Other Optimization Methods¶

Gradient-based optimization¶

At its core, Krotov’s method is a gradient-based optimization method, and most directly compares to GRadient Ascent Pulse Engineering (GRAPE), another gradient-based method widely used in quantum control [KhanejaJMR05]. Historically, Krotov’s method has been widely used in the control of atomic and molecular dynamics, whereas GRAPE has its origin in NMR. Generally, both methods can be used interchangeably, see Choosing an optimization method below for some of the subtleties.

GRAPE is included in QuTiP, see the section on Quantum Optimal Control in the QuTiP docs. It is used via the qutip.control.pulseoptim.optimize_pulse() function.

This function has some limitations compared to the optimize_pulses() provided by the Krotov package. Most importantly:

QuTiP’s GRAPE implementation only allows for a single control field (hence “pulse”, instead of “pulses” in optimize_pulses())
The optimization for multiple simultaneous objectives in GRAPE is limited to optimizing a quantum gate. Other uses of parallel objectives, such as optimizing for robustness, is not available.
The GRAPE implementation does not allow for an arbitrary guess-pulse. Guess pulses can only be chosen from a specific set of options (including “random”)
There is only a fixed number of choices for choosing a method for time-propagation. Supplying a problem-specific propagator is not possible.
The optimized pulses are defined on the intervals of the time grid, which does not fit in with other parts of QuTiP, specifically qutip.mesolve.mesolve().

All of these are restrictions of the implementation, not of the underlying method.

Note

There are plans to provide a wrapper-function that provides the interface of qutip.control.pulseoptim.optimize_pulse() for use with Krotov’s method.

Gradient-free optimization¶

In situations where the controls can be reduced to a relatively small number of controllable parameters, gradient-free optimization becomes feasible. Gradient-free optimization requires at most half of the numerical effort than either Krotov’s method or GRAPE, as they only require a single forward-propagation of the objectives in each iteration. Such a gradient-free optimization can be easily realized by following two simple steps:

Write a function that takes an array of optimization parameters as input and returns a figure of merit on output. This function would, e.g., construct a numerical control pulse from the control parameters, simulate the dynamics using qutip.mesolve.mesolve(), and compare to a target state by evaluating the state overlap as a figure of merit.
Pass the function to scipy.optimize.minimize() for gradient-free optimization.

The implementation in scipy.optimize.minimize() allows to choose between different optimization methods, with “Nelder-Mead simplex” being the the default.

A special case of gradient-free optimization is the Chopped RAndom Basis (CRAB) method [DoriaPRL11][CanevaPRA2011]. The essence of CRAB is in the specific choice of the parametrization in terms of a low-dimensional random basis, as the name implies. The optimization itself is performed by Nelder-Mead simplex using this parametrization.

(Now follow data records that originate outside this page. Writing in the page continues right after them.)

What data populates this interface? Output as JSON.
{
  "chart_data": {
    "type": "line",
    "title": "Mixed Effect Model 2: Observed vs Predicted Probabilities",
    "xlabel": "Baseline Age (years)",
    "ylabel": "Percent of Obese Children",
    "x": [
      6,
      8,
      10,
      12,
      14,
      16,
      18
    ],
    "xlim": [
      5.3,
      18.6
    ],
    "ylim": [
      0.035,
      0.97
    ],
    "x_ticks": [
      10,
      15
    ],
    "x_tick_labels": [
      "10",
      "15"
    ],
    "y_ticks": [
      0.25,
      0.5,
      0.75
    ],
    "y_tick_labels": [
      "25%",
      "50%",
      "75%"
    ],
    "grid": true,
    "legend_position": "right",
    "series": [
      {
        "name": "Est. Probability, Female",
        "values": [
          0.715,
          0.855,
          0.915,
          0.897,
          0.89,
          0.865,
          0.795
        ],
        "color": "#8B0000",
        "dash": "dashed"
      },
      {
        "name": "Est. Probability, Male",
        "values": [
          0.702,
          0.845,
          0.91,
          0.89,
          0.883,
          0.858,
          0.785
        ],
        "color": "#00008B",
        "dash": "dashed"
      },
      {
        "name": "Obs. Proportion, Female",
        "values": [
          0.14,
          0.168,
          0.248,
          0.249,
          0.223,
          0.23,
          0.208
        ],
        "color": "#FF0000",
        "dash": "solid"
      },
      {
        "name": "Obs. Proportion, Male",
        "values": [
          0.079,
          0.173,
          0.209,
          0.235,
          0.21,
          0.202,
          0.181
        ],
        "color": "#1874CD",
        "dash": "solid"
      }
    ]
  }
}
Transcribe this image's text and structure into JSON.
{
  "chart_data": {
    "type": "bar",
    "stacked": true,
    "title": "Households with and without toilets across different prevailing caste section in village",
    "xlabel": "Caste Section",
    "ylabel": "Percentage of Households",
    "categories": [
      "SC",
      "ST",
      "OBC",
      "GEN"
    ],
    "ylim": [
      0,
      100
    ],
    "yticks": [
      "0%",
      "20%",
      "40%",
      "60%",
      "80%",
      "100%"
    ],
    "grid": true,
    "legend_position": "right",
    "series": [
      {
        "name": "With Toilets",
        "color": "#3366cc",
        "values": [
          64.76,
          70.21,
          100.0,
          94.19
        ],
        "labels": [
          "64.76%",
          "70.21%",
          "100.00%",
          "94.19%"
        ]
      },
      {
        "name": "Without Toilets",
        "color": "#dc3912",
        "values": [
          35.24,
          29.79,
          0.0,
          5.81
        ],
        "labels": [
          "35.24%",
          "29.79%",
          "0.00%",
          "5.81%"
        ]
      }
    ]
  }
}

An implementation of CRAB is included in QuTiP, see QuTiP’s documentation of CRAB, and uses the same qutip.control.pulseoptim.optimize_pulse() interface as the GRAPE method discussed above with the same limitations.

Choosing an optimization method¶

Whether to use a gradient-free optimization method, GRAPE, or Krotov’s method depends on the size of the problem (both the Hilbert space dimension and the number of control parameters), the requirements on the control pulse, and the optimization functional. Gradient-free methods should be used if propagation is extremely cheap (small Hilbert space dimension), the number of independent control parameters is relatively small, or the functional is of a form that does not allow to calculate gradients easily.

GRAPE should be used if the control parameters are discrete, such as on a coarse-grained time grid, and the derivative of \(J\) with respect to each control parameter is easily computable. Moreover, evaluation of the gradient should be ideally numerically inexpensive.

Krotov’s method should be used if the control is near-continuous, and if the derivative of \(J_T\) with respect to the states, Eq. (7), can be easily calculated. When these conditions are met, Krotov’s method gives excellent convergence, although it is often observed to slow down when getting close to the minimum of \(J\). It can be beneficial to switch from Krotov’s method to GRAPE with LBFGS-B in the final stage of the optimization which does not show such a slow-down due to inclusion of second-derivative information by the Hessian on top of the gradient.